Appiah agrees with Beck: the United States needs to restore its honor. The professor, however, has an entirely different rationale. “I find myself with Glenn Beck that the United States has honor that it needs to recover, and disagreeing with him about what the sources of dishonor are.” insists Appiah. “We have honor to recover of what we did at Abu Ghraib, from what we’re still doing in Guantanamo, and from what we’re doing in our prison’s everyday.” But Beck’s tactics go over honor’s head. They’re far too blunt and off-putting to truly succeed, argues Appiah.

“One of the troubles with the version that Glenn Beck goes in for, is that it misses the subtleties,” he said. “The whole ‘shame on you’… when you get to the point that you’re saying that, your relationship with the person you’re speaking has often degenerated to the point where your attitudes are not going to help.”Beck’s rally, not surprisingly, has sparked a counter protest, led by Jon Stewart and Stephen Colbert, called “Rally to Restore Sanity,” which, amusing as it may be, does nothing to help create the dialogue needed to save America’s honor.

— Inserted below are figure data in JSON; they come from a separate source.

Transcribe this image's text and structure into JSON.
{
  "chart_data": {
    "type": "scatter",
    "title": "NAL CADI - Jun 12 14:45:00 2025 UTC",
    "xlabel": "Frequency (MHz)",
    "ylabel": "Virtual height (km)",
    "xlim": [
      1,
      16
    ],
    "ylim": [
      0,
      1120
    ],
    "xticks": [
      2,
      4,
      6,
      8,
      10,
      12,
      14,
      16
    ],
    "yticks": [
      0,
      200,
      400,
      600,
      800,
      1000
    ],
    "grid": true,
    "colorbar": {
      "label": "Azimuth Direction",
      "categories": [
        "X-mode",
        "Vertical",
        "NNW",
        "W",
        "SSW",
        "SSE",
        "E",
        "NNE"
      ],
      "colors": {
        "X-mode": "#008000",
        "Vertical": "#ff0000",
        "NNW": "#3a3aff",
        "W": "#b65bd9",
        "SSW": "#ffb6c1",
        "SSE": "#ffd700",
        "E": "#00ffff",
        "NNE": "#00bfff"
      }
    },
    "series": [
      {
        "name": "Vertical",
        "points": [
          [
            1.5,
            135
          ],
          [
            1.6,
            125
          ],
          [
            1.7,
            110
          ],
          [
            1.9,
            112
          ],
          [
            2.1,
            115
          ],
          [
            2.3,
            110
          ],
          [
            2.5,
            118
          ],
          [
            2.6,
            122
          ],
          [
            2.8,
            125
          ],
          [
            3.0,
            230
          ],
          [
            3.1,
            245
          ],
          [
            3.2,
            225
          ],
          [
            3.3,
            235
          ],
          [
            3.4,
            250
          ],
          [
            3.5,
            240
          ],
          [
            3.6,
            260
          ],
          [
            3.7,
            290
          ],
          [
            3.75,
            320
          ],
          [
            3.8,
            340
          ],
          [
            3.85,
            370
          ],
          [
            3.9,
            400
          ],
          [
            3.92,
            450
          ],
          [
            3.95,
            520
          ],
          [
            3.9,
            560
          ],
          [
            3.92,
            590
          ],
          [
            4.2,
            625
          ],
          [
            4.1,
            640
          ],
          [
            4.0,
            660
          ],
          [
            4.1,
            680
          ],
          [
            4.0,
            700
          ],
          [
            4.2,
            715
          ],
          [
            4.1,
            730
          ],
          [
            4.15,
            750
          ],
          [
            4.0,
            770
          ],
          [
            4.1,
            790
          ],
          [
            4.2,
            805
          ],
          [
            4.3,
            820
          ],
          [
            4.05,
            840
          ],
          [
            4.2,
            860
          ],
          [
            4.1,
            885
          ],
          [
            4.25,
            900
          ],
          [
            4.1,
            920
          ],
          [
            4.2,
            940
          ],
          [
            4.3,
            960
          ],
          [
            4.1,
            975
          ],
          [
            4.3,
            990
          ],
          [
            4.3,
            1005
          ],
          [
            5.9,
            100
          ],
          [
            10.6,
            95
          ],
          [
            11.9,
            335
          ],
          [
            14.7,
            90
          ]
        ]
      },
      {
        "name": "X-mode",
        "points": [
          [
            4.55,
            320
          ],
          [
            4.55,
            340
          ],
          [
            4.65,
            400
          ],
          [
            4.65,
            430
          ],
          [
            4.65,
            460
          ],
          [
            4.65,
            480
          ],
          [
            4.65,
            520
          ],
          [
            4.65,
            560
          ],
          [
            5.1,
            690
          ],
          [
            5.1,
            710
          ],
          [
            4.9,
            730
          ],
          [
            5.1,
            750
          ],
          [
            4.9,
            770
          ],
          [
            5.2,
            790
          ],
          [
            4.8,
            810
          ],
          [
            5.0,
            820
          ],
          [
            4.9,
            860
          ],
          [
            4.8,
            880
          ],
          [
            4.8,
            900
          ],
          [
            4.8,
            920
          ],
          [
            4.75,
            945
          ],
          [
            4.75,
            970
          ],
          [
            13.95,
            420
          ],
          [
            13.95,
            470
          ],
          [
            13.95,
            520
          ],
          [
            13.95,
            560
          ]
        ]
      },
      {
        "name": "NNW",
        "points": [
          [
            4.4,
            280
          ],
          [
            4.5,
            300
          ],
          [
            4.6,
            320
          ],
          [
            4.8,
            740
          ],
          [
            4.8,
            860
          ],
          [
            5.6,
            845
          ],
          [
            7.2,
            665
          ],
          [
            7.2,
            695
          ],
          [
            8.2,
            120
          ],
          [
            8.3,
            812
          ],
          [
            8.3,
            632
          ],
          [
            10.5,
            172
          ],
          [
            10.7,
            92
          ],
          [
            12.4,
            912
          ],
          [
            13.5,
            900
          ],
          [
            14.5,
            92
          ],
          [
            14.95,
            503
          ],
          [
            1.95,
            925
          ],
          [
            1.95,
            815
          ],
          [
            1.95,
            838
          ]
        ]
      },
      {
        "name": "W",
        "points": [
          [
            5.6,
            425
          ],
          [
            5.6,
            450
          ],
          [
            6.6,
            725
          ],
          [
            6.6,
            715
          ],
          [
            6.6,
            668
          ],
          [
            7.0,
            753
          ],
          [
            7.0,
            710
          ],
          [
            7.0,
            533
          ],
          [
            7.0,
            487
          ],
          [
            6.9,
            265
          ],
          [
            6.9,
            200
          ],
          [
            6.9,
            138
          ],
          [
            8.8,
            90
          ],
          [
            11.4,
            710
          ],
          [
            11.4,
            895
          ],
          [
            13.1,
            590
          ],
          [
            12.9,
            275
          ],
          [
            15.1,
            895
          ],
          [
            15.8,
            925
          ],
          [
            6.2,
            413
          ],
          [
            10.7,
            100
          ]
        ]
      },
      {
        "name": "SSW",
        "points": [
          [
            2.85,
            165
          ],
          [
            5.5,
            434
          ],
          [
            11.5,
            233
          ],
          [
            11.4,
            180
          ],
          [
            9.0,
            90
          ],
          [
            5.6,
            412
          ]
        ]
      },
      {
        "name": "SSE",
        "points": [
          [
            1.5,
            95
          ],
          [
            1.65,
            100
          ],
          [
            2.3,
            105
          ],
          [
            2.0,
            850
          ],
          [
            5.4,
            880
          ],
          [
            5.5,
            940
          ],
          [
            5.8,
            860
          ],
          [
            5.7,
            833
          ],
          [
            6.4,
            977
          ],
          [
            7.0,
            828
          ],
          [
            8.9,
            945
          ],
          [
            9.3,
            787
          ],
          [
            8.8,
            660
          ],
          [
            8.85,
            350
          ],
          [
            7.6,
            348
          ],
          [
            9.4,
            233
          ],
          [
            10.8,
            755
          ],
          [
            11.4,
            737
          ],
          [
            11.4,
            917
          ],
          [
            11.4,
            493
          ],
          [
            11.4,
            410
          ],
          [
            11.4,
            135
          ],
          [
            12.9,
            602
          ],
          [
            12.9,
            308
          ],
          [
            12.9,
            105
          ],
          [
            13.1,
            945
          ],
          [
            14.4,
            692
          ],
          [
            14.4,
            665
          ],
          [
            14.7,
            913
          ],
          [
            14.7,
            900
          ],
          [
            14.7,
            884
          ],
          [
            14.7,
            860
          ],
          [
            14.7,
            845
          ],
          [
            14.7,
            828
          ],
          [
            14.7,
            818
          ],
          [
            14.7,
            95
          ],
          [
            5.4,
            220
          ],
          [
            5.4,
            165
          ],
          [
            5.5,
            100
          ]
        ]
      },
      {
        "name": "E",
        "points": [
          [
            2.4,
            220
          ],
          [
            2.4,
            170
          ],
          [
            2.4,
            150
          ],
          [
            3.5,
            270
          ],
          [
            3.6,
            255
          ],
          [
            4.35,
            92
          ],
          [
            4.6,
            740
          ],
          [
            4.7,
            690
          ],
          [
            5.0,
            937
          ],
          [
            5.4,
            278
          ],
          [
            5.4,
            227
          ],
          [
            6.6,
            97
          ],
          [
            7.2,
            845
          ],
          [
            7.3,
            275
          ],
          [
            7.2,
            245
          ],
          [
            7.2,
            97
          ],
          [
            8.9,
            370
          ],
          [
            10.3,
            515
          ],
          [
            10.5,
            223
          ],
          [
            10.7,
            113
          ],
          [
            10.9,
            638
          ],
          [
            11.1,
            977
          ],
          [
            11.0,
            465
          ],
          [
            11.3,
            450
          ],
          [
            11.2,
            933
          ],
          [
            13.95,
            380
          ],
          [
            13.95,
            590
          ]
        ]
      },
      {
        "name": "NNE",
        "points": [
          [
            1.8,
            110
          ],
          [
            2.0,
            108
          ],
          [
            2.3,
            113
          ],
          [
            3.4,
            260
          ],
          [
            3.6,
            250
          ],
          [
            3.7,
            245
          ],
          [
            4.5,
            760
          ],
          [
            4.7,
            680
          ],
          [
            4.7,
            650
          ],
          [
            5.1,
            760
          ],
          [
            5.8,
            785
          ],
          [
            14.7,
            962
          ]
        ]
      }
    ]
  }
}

At the end of his book, Professor Appiah discusses Ian Fishback, the Army Captain who blew the whistle on Abu Ghraib abuses. Though Fishback could have fallen in line and kept his mouth shut, he instead chose the honorable route, because, as Appiah writes, “He understands that honor means caring not just about being esteemed but about being worthy of esteem.”

If people want to use honor to achieve moral and political ends, they have to use it well, not just wield it willy-nilly. To motivate honor, you have to be honorable yourself. And, sadly, too many of those who speak of this concept get it twisted.